Que contient l’état des lieux ?

L’état des lieux décrit le logement et constate son état de conservation. Pour plus de précisions, et à compter du 1er juin 2016, l’état des lieux devra comporter au moins les informations listées ci dessous : 

A l’entrée et à la sortie du logement :

  • Le type d’état des lieux : d’entrée ou de sortie ;
  • Sa date d’établissement ;
  • La localisation du logement ;
  • Le nom ou la dénomination des parties et le domicile ou le siège social du bailleur ;
  • Le cas échéant, le nom ou la dénomination et le domicile ou le siège social des personnes mandatées pour réaliser l’état des lieux ;
  • Le cas échéant, les relevés des compteurs individuels de consommation d’eau ou d’énergie ;
  • Le détail et la destination des clés ou de tout autre moyen d’accès aux locaux à usage privatif ou commun ;
  • Pour chaque pièce et partie du logement, la description précise de l’état des revêtements des sols, murs et plafonds, des équipements et des éléments du logement.
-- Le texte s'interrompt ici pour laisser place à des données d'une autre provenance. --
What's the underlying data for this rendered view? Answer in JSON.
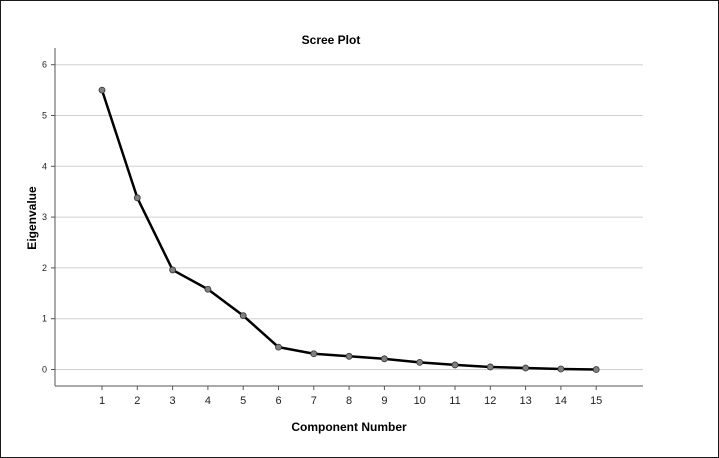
{
  "chart_data": {
    "type": "line",
    "title": "Scree Plot",
    "xlabel": "Component Number",
    "ylabel": "Eigenvalue",
    "x": [
      1,
      2,
      3,
      4,
      5,
      6,
      7,
      8,
      9,
      10,
      11,
      12,
      13,
      14,
      15
    ],
    "series": [
      {
        "values": [
          5.5,
          3.38,
          1.96,
          1.58,
          1.06,
          0.44,
          0.31,
          0.26,
          0.21,
          0.14,
          0.09,
          0.05,
          0.03,
          0.01,
          0.0
        ]
      }
    ],
    "ylim": [
      0,
      6
    ],
    "yticks": [
      "0",
      "1",
      "2",
      "3",
      "4",
      "5",
      "6"
    ],
    "xticks": [
      "1",
      "2",
      "3",
      "4",
      "5",
      "6",
      "7",
      "8",
      "9",
      "10",
      "11",
      "12",
      "13",
      "14",
      "15"
    ],
    "grid": "horizontal",
    "line_color": "#000000",
    "marker_color": "#808080",
    "grid_color": "#d0d0d0"
  }
}
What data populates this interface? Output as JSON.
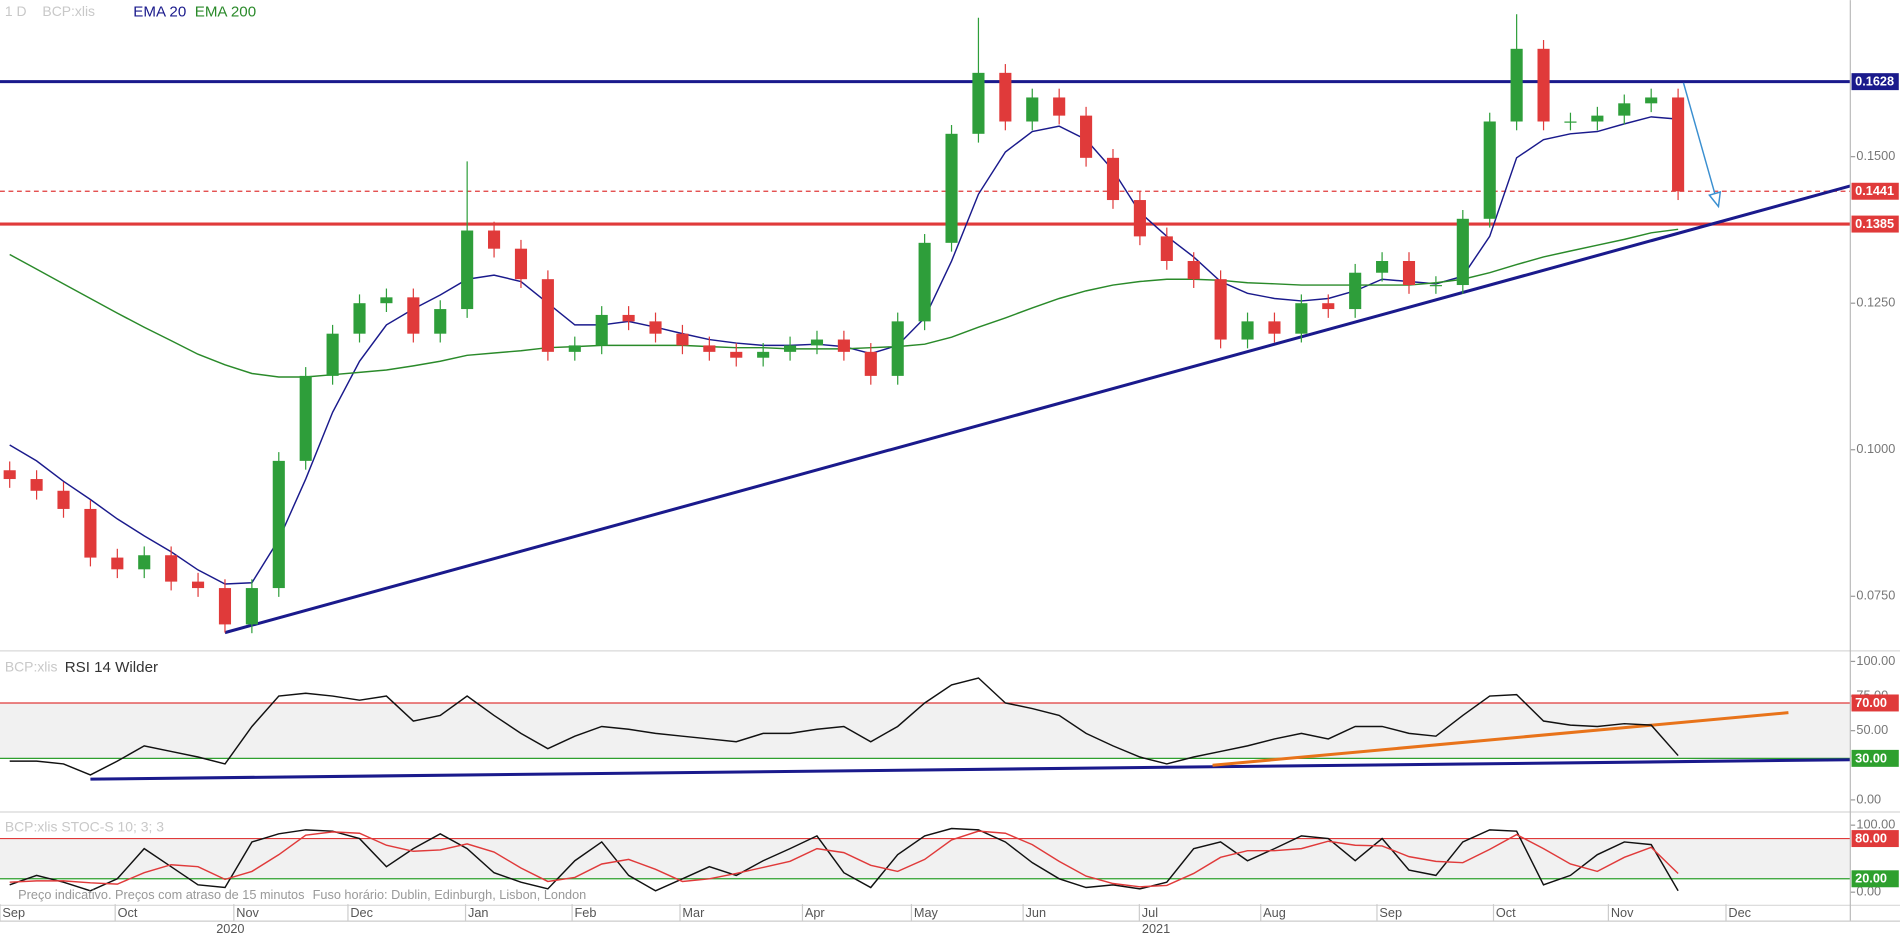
{
  "chart_data": [
    {
      "type": "candlestick",
      "title": "1 D",
      "subtitle": "BCP:xlis",
      "xlim": [
        -0.36,
        68.4
      ],
      "xticks": [
        {
          "value": -0.36,
          "label": "Sep"
        },
        {
          "value": 3.92,
          "label": "Oct"
        },
        {
          "value": 8.33,
          "label": "Nov"
        },
        {
          "value": 12.57,
          "label": "Dec"
        },
        {
          "value": 16.94,
          "label": "Jan"
        },
        {
          "value": 20.9,
          "label": "Feb"
        },
        {
          "value": 24.91,
          "label": "Mar"
        },
        {
          "value": 29.46,
          "label": "Apr"
        },
        {
          "value": 33.51,
          "label": "May"
        },
        {
          "value": 37.66,
          "label": "Jun"
        },
        {
          "value": 41.98,
          "label": "Jul"
        },
        {
          "value": 46.49,
          "label": "Aug"
        },
        {
          "value": 50.81,
          "label": "Sep"
        },
        {
          "value": 55.14,
          "label": "Oct"
        },
        {
          "value": 59.41,
          "label": "Nov"
        },
        {
          "value": 63.78,
          "label": "Dec"
        }
      ],
      "years": [
        {
          "value": 8.2,
          "label": "2020"
        },
        {
          "value": 42.6,
          "label": "2021"
        }
      ],
      "ylim": [
        0.0661,
        0.1767
      ],
      "yticks": [
        {
          "value": 0.15,
          "label": "0.1500"
        },
        {
          "value": 0.125,
          "label": "0.1250"
        },
        {
          "value": 0.1,
          "label": "0.1000"
        },
        {
          "value": 0.075,
          "label": "0.0750"
        }
      ],
      "up_color": "#2e9e3a",
      "down_color": "#e03a3a",
      "open": [
        0.0965,
        0.095,
        0.093,
        0.0899,
        0.0816,
        0.0796,
        0.082,
        0.0775,
        0.0764,
        0.0702,
        0.0764,
        0.0981,
        0.1126,
        0.1198,
        0.125,
        0.126,
        0.1198,
        0.124,
        0.1374,
        0.1343,
        0.1291,
        0.1167,
        0.1178,
        0.123,
        0.1219,
        0.1198,
        0.1178,
        0.1167,
        0.1157,
        0.1167,
        0.1178,
        0.1188,
        0.1167,
        0.1126,
        0.1219,
        0.1353,
        0.1539,
        0.1643,
        0.156,
        0.1601,
        0.157,
        0.1498,
        0.1426,
        0.1364,
        0.1322,
        0.1291,
        0.1188,
        0.1219,
        0.1198,
        0.125,
        0.124,
        0.1302,
        0.1322,
        0.1281,
        0.1281,
        0.1394,
        0.156,
        0.1684,
        0.156,
        0.156,
        0.157,
        0.1591,
        0.1601
      ],
      "high": [
        0.098,
        0.0965,
        0.0945,
        0.0914,
        0.0831,
        0.0835,
        0.0835,
        0.079,
        0.0779,
        0.0779,
        0.0996,
        0.1141,
        0.1213,
        0.1265,
        0.1275,
        0.1275,
        0.1255,
        0.1492,
        0.1389,
        0.1358,
        0.1306,
        0.1193,
        0.1245,
        0.1245,
        0.1234,
        0.1213,
        0.1193,
        0.1182,
        0.1182,
        0.1193,
        0.1203,
        0.1203,
        0.1182,
        0.1234,
        0.1368,
        0.1554,
        0.1737,
        0.1658,
        0.1616,
        0.1616,
        0.1585,
        0.1513,
        0.1441,
        0.1379,
        0.1337,
        0.1306,
        0.1234,
        0.1234,
        0.1265,
        0.1265,
        0.1317,
        0.1337,
        0.1337,
        0.1296,
        0.1409,
        0.1575,
        0.1743,
        0.1699,
        0.1575,
        0.1585,
        0.1606,
        0.1616,
        0.1616
      ],
      "low": [
        0.0935,
        0.0915,
        0.0884,
        0.0801,
        0.0781,
        0.0781,
        0.076,
        0.0749,
        0.0688,
        0.0687,
        0.0749,
        0.0966,
        0.1111,
        0.1183,
        0.1235,
        0.1183,
        0.1183,
        0.1225,
        0.1328,
        0.1276,
        0.1152,
        0.1152,
        0.1163,
        0.1204,
        0.1183,
        0.1163,
        0.1152,
        0.1142,
        0.1142,
        0.1152,
        0.1163,
        0.1152,
        0.1111,
        0.1111,
        0.1204,
        0.1338,
        0.1524,
        0.1545,
        0.1545,
        0.1555,
        0.1483,
        0.1411,
        0.1349,
        0.1307,
        0.1276,
        0.1173,
        0.1173,
        0.1183,
        0.1183,
        0.1225,
        0.1225,
        0.1287,
        0.1266,
        0.1266,
        0.1266,
        0.1379,
        0.1545,
        0.1545,
        0.1545,
        0.1545,
        0.1555,
        0.1576,
        0.1426
      ],
      "close": [
        0.095,
        0.093,
        0.0899,
        0.0816,
        0.0796,
        0.082,
        0.0775,
        0.0764,
        0.0702,
        0.0764,
        0.0981,
        0.1126,
        0.1198,
        0.125,
        0.126,
        0.1198,
        0.124,
        0.1374,
        0.1343,
        0.1291,
        0.1167,
        0.1178,
        0.123,
        0.1219,
        0.1198,
        0.1178,
        0.1167,
        0.1157,
        0.1167,
        0.1178,
        0.1188,
        0.1167,
        0.1126,
        0.1219,
        0.1353,
        0.1539,
        0.1643,
        0.156,
        0.1601,
        0.157,
        0.1498,
        0.1426,
        0.1364,
        0.1322,
        0.1291,
        0.1188,
        0.1219,
        0.1198,
        0.125,
        0.124,
        0.1302,
        0.1322,
        0.1281,
        0.1281,
        0.1394,
        0.156,
        0.1684,
        0.156,
        0.156,
        0.157,
        0.1591,
        0.1601,
        0.1441
      ],
      "series": [
        {
          "name": "EMA 20",
          "color": "#1a1a8c",
          "values": [
            0.1008,
            0.0981,
            0.0946,
            0.0915,
            0.0882,
            0.0853,
            0.0826,
            0.0795,
            0.0771,
            0.0773,
            0.0847,
            0.095,
            0.1064,
            0.1151,
            0.1213,
            0.124,
            0.1264,
            0.1291,
            0.1298,
            0.1287,
            0.125,
            0.1213,
            0.1213,
            0.1219,
            0.1209,
            0.1198,
            0.1188,
            0.1182,
            0.1178,
            0.1178,
            0.118,
            0.1176,
            0.1164,
            0.1178,
            0.1225,
            0.1322,
            0.1436,
            0.1508,
            0.1543,
            0.1552,
            0.1529,
            0.1477,
            0.1405,
            0.1364,
            0.1329,
            0.1287,
            0.1267,
            0.1258,
            0.1254,
            0.1258,
            0.1271,
            0.1291,
            0.1287,
            0.1283,
            0.1296,
            0.1364,
            0.1498,
            0.1529,
            0.1539,
            0.1543,
            0.1556,
            0.1568,
            0.1564
          ]
        },
        {
          "name": "EMA 200",
          "color": "#2a8a2a",
          "values": [
            0.1333,
            0.1308,
            0.1283,
            0.1258,
            0.1233,
            0.1209,
            0.1186,
            0.1163,
            0.1145,
            0.113,
            0.1124,
            0.1124,
            0.1128,
            0.1132,
            0.1136,
            0.1143,
            0.1151,
            0.1161,
            0.1165,
            0.1169,
            0.1174,
            0.1176,
            0.1178,
            0.1178,
            0.1178,
            0.1178,
            0.1176,
            0.1174,
            0.1174,
            0.1172,
            0.1172,
            0.1172,
            0.1174,
            0.1176,
            0.118,
            0.1192,
            0.1209,
            0.1225,
            0.1242,
            0.1258,
            0.1271,
            0.1281,
            0.1287,
            0.1291,
            0.1291,
            0.1289,
            0.1285,
            0.1283,
            0.1281,
            0.1281,
            0.1281,
            0.1281,
            0.1281,
            0.1285,
            0.1291,
            0.1302,
            0.1316,
            0.1329,
            0.1339,
            0.1349,
            0.1359,
            0.137,
            0.1376
          ]
        }
      ],
      "hlines": [
        {
          "value": 0.1628,
          "color": "#1a1a8c",
          "dash": false,
          "width": 2.5
        },
        {
          "value": 0.1441,
          "color": "#e03a3a",
          "dash": true,
          "width": 1
        },
        {
          "value": 0.1385,
          "color": "#e03a3a",
          "dash": false,
          "width": 2.5
        }
      ],
      "lines": [
        {
          "points": [
            [
              8,
              0.0688
            ],
            [
              68.4,
              0.145
            ]
          ],
          "color": "#1a1a8c"
        }
      ],
      "arrow": {
        "points": [
          [
            62.2,
            0.1626
          ],
          [
            63.5,
            0.1415
          ]
        ],
        "color": "#3a8fd0"
      }
    },
    {
      "type": "line",
      "title": "BCP:xlis",
      "ylim": [
        -7,
        105
      ],
      "yticks": [
        {
          "value": 100,
          "label": "100.00"
        },
        {
          "value": 75,
          "label": "75.00"
        },
        {
          "value": 50,
          "label": "50.00"
        },
        {
          "value": 0,
          "label": "0.00"
        }
      ],
      "band": [
        30,
        70
      ],
      "hlines": [
        {
          "value": 70,
          "label": "70.00",
          "color": "#e03a3a",
          "dash": false,
          "width": 1
        },
        {
          "value": 30,
          "label": "30.00",
          "color": "#2ea02e",
          "dash": false,
          "width": 1
        }
      ],
      "lines": [
        {
          "points": [
            [
              3,
              15
            ],
            [
              68.4,
              29
            ]
          ],
          "color": "#1a1a8c"
        },
        {
          "points": [
            [
              44.7,
              25
            ],
            [
              66.1,
              63
            ]
          ],
          "color": "#e8731a"
        }
      ],
      "series": [
        {
          "name": "RSI 14 Wilder",
          "color": "#111111",
          "values": [
            28,
            28,
            26,
            18,
            28,
            39,
            35,
            31,
            26,
            53,
            75,
            77,
            75,
            72,
            75,
            57,
            61,
            75,
            61,
            48,
            37,
            46,
            53,
            51,
            48,
            46,
            44,
            42,
            48,
            48,
            51,
            53,
            42,
            53,
            70,
            83,
            88,
            70,
            66,
            61,
            48,
            39,
            31,
            26,
            31,
            35,
            39,
            44,
            48,
            44,
            53,
            53,
            48,
            46,
            61,
            75,
            76,
            57,
            54,
            53,
            55,
            54,
            32
          ]
        }
      ]
    },
    {
      "type": "line",
      "title": "BCP:xlis  STOC-S 10; 3; 3",
      "ylim": [
        -16,
        116
      ],
      "yticks": [
        {
          "value": 100,
          "label": "100.00"
        },
        {
          "value": 0,
          "label": "0.00"
        }
      ],
      "band": [
        20,
        80
      ],
      "hlines": [
        {
          "value": 80,
          "label": "80.00",
          "color": "#e03a3a",
          "dash": false,
          "width": 1
        },
        {
          "value": 20,
          "label": "20.00",
          "color": "#2ea02e",
          "dash": false,
          "width": 1
        }
      ],
      "series": [
        {
          "color": "#111111",
          "values": [
            11,
            25,
            15,
            2,
            20,
            65,
            38,
            11,
            7,
            75,
            87,
            93,
            91,
            80,
            38,
            65,
            87,
            65,
            29,
            15,
            5,
            47,
            75,
            25,
            2,
            20,
            38,
            25,
            47,
            65,
            84,
            29,
            7,
            56,
            84,
            95,
            93,
            75,
            44,
            20,
            7,
            11,
            5,
            15,
            65,
            75,
            47,
            65,
            84,
            80,
            47,
            80,
            33,
            25,
            75,
            93,
            91,
            11,
            25,
            56,
            75,
            71,
            2
          ]
        },
        {
          "color": "#e03a3a",
          "values": [
            15,
            17,
            17,
            14,
            12,
            29,
            41,
            38,
            19,
            31,
            56,
            85,
            90,
            88,
            70,
            61,
            63,
            72,
            60,
            36,
            16,
            22,
            42,
            49,
            34,
            16,
            20,
            28,
            37,
            46,
            65,
            59,
            40,
            31,
            49,
            78,
            91,
            88,
            71,
            46,
            24,
            13,
            8,
            10,
            28,
            52,
            62,
            62,
            65,
            76,
            70,
            69,
            53,
            46,
            44,
            64,
            86,
            65,
            42,
            31,
            52,
            67,
            28
          ]
        }
      ]
    }
  ],
  "footer": {
    "delay": "Preço indicativo. Preços com atraso de 15 minutos",
    "timezone": "Fuso horário: Dublin, Edinburgh, Lisbon, London"
  }
}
Il peut être complété d’observations ou de réserves et illustré d’images ;

A la sortie du logement :

  • L’adresse du nouveau domicile ou du lieu d’hébergement du locataire ;
  • La date de réalisation de l’état des lieux d’entrée ;
  • Eventuellement, les évolutions de l’état de chaque pièce et partie du logement constatées depuis l’établissement de l’état des lieux d’entrée.

Le locataire peut faire compléter l’état des lieux pour ce qui concerne le système de chauffage pendant le premier mois de la période de chauffe.

En l’absence d’état des lieux, la partie qui fait obstacle à son établissement ne peut se prévaloir de la présomption de bon état.

Si le bailleur refuse ou omet d’établir un état des lieux, il devra prouver que les dégradations qu’il invoque en fin de bail, sont dues à la faute du locataire.
Si le locataire fait obstacle à l’établissement d’un état des lieux, il est présumé avoir reçu le logement en bon état.